Based on the authorisation, the Board of Directors may decide on the re-purchase or acceptance as pledge of own shares in a directed manner, i.e. in a proportion other than that of the shares held by the shareholders if there is a weighty financial reason for the Company to do so.

The authorisation is in force until the next Annual General Meeting, but not beyond 30 June 2025. 

Establishment of Shareholders Nomination Board

The Annual General Meeting resolved to establish a permanent Shareholders' Nomination Board in addition to the Nomination and Remuneration Committee of the Board of Directors and to approve its charter.  The task of the Shareholders' Nomination Committee is to prepare and present proposals to the annual general meeting and, if necessary, to an extraordinary general meeting regarding the remuneration, number, and members of the Board of Directors.

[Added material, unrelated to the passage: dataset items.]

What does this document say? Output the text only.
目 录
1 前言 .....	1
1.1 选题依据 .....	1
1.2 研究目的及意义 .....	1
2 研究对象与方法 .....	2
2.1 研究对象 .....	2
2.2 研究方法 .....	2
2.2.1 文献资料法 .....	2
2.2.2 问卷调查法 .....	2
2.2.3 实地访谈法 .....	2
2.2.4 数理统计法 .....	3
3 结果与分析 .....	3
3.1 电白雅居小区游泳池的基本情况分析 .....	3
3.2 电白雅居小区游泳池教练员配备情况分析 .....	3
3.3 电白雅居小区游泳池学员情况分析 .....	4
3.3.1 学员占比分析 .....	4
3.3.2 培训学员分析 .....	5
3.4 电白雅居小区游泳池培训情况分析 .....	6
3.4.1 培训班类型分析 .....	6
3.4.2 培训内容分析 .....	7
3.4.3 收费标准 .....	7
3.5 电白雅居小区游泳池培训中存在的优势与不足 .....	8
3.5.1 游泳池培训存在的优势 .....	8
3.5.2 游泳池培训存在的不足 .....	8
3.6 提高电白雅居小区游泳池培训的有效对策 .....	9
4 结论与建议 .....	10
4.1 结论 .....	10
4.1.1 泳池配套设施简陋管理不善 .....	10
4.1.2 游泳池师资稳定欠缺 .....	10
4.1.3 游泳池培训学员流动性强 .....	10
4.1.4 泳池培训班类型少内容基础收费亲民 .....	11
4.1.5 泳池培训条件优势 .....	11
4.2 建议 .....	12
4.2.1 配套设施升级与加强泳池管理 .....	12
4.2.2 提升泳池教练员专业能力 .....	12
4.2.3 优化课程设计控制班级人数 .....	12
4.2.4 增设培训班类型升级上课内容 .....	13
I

Additionally, the committee is to be responsible for preparing the principles concerning the diversity of the board and for identifying potential successor candidates for members of the Board of Directors.

The Annual General Meeting accepted the charter for the Shareholders' Nomination Board.

General Meeting minutes

The minutes of the Annual General Meeting will be made available on the Company's website https://solwers.com/for-investors/shareholders/annual-general-meeting-2024/  by 9 May 2024 at the latest.

Resolutions of the Organisational Meeting of the Board of Directors of Solwers Plc

Organisation of the Board of Directors

Solwers Plc's new Board of Directors convened on Thursday 25.4.2024, following the Annual General Meeting.

The Board of Directors reappointed from among its members Leif Sebbas as the Chair. The other members of the Board of Directors are Hanna-Maria Heikkinen, John Lindahl, Emma Papakosta and Johanna Grönroos.

Pursuant to the Board of Directors' assessment all members of the Board of Directors are independent of the Company and its significant shareholders, with the exception of Leif Sebbas, who is assessed not to be independent of the Company's significant shareholders FME Consulting Oy and CEB Invest Oy.

Composition of the Board Committees

The Board appointed the committee members as follows:

Audit Committee:

  • Johanna Grönroos, Chair
  • Leif Sebbas, Member
  • John Lindahl, Member

Nomination and Remuneration Committee:

  • John Lindahl, Chair
  • Emma Papakosta, Member
  • Hanna-Maria Heikkinen, Member

Solwers Plc

Board of Directors

Certified Advisor: UB Corporate Finance Oy, ubs@unitedbankers.fi

Distribution:

Enquiries:

Jasmine Jussila, Head of Group Communications, Solwers Plc, tel. +358 40 500 4760, jasmine.jussila@solwers.fi

Solwers Plc

Solwers is a growth-oriented group of expert companies that acts as a growth platform for the companies it owns and challenges the traditional practices of the built environment consulting industry. More than 25 operative Solwers companies offer a wide range of engineering and project management services, employing more than 700 experts in Finland and Sweden.